Awesome
Dynamic Public Resource Allocation based on Human Mobility Prediction
Paper
If you find our code or dataset useful for your research, please cite our paper:
Sijie Ruan, Jie Bao, Yuxuan Liang, Ruiyuan Li, Tianfu He, Chuishi Meng, Yanhua Li, Yingcai Wu and Yu Zheng. "Dynamic Public Resource Allocation based on Human Mobility Prediction.", ACM IMWUT/UbiComp 2020.
Requirements
Python 3.6
- numpy==1.14.5
- networkx==2.2
- shapely==1.6.4
- pickle
Dataset
We organize our dataset into two archives, i.e., MALMCS_data.zip
and PREDICTION_data.zip
- MALMCS_data.zip
-
frames_20180101_20181101_24.npy
: this is the hourly crowd flows data in Beijing Happy Valley from 01/01/2018 to 01/11/2018 scraped from the Tencent Heat Map. The last month is used for evaluation, and previous months are used for training & validation. -
pred_all_stresnet_mf4_masked.pkl
: this is the predicted results from the prediction model for evaluation acceleration purpose.

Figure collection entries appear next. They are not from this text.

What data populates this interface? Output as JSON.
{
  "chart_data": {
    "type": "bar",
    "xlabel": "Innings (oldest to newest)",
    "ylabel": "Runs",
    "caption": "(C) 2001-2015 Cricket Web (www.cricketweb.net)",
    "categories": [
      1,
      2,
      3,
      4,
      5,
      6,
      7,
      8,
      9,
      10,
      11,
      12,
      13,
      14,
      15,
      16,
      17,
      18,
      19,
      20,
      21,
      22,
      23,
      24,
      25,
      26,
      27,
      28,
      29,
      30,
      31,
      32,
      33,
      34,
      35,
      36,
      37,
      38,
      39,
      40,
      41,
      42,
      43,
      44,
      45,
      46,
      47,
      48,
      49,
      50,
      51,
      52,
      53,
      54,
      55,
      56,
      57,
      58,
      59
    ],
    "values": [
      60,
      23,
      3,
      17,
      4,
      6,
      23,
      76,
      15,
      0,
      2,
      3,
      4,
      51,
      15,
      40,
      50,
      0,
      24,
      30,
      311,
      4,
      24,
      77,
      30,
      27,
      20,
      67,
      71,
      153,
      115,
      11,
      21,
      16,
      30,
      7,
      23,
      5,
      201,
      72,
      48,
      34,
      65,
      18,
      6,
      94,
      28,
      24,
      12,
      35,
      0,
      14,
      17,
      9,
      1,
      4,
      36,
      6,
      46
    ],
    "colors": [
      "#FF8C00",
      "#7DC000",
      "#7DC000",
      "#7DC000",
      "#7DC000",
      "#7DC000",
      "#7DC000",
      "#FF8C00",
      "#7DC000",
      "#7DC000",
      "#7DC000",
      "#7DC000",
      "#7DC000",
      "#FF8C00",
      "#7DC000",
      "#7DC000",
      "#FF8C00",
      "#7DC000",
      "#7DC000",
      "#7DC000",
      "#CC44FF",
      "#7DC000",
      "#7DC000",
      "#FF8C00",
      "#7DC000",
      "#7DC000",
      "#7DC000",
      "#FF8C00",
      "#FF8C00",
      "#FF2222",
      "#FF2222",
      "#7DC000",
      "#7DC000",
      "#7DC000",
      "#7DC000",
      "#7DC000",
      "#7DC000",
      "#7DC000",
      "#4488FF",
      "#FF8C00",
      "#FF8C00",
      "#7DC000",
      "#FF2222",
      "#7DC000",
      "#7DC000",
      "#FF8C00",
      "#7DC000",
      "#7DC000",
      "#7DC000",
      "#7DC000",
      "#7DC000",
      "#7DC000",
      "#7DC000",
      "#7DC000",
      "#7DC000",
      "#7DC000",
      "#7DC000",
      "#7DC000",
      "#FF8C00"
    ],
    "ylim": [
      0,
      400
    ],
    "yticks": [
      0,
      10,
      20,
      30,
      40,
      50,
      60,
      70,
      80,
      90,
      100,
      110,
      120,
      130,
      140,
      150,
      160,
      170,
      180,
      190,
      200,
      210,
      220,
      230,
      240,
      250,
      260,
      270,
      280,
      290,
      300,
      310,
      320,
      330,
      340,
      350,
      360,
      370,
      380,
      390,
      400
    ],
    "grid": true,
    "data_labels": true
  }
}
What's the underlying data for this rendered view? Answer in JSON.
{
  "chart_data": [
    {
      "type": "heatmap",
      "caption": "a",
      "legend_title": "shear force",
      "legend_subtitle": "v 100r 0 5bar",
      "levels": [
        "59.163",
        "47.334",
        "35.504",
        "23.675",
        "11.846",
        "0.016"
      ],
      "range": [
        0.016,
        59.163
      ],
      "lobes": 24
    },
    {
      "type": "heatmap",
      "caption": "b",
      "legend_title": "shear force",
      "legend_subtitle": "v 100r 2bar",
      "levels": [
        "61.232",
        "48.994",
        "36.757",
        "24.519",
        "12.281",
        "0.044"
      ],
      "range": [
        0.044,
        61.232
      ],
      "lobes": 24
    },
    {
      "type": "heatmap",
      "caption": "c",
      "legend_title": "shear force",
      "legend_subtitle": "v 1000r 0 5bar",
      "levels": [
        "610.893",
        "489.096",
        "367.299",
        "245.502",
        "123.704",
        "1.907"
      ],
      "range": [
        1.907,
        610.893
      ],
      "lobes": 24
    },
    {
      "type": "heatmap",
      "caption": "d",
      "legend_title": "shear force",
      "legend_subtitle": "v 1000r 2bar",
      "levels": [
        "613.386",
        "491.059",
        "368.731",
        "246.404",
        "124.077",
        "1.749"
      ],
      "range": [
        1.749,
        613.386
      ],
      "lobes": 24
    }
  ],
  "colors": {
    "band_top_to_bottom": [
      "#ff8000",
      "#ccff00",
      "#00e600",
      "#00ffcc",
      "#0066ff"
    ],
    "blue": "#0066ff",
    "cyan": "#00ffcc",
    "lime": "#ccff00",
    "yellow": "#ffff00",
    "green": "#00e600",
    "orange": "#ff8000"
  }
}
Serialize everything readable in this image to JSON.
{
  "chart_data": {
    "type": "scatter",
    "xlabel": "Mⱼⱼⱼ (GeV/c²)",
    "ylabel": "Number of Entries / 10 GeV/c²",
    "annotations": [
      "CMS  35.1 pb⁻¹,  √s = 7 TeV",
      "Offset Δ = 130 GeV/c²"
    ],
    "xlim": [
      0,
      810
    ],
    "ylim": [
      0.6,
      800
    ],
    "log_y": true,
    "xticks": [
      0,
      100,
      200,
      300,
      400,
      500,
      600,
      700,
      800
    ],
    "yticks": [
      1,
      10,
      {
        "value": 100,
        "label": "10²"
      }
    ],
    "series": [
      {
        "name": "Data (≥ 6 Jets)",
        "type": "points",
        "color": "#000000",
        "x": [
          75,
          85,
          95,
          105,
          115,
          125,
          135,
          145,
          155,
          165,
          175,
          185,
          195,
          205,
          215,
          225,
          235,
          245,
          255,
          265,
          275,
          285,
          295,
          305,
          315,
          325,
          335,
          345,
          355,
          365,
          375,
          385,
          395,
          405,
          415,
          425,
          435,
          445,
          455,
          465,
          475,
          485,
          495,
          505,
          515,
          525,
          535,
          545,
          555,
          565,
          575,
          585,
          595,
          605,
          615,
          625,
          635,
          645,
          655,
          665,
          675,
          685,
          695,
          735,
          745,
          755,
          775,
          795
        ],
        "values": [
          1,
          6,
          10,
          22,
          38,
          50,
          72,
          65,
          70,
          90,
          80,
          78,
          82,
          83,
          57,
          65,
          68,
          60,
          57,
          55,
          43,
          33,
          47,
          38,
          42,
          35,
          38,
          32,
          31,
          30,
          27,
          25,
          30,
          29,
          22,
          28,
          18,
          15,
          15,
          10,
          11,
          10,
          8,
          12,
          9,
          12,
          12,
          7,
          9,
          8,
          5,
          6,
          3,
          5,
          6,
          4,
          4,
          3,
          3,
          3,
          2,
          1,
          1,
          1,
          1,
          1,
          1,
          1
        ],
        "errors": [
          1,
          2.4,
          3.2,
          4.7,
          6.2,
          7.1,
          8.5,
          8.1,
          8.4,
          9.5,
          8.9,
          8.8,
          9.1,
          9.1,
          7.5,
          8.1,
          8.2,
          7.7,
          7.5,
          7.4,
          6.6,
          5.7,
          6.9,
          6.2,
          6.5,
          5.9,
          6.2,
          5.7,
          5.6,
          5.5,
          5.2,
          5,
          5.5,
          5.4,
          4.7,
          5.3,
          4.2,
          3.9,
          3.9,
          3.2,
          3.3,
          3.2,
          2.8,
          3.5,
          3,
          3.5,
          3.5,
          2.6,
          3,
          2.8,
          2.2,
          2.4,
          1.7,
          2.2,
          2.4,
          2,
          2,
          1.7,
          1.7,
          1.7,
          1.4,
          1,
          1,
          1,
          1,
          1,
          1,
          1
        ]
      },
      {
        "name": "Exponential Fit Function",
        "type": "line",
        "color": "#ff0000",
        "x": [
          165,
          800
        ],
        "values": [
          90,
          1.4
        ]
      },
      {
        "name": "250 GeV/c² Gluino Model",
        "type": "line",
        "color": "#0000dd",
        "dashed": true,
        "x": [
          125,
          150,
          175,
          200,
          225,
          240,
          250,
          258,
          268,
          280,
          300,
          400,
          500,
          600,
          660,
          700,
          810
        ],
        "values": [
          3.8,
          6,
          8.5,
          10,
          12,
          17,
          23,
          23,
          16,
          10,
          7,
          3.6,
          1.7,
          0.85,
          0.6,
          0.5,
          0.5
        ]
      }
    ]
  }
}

In the paper, those results are obtained by training MF-STN.
- PREDICTION_data.zip
This archive provides some external factors for crowd flow prediction, which can be used to train the crowd flow prediction model together with frames_20180101_20181101_24.npy
. This dataset is also a data source for UrbanFM.
- holiday features:
external/holiday_20180101_20181101_24.npy
- meteorology features:
external/mete_cy_20180101_20181101_24.npy
- ticket price features:
external/price_20180101_20181101_24.npy
- time of day features:
external/tod_20180101_20181101_24.npy
Usage
Tunable Parameters
- Service radius
radius
- Energy limitation
cost_limit
- Number of agents
k
python evaluate.py
License
The code and data are released under the MIT License.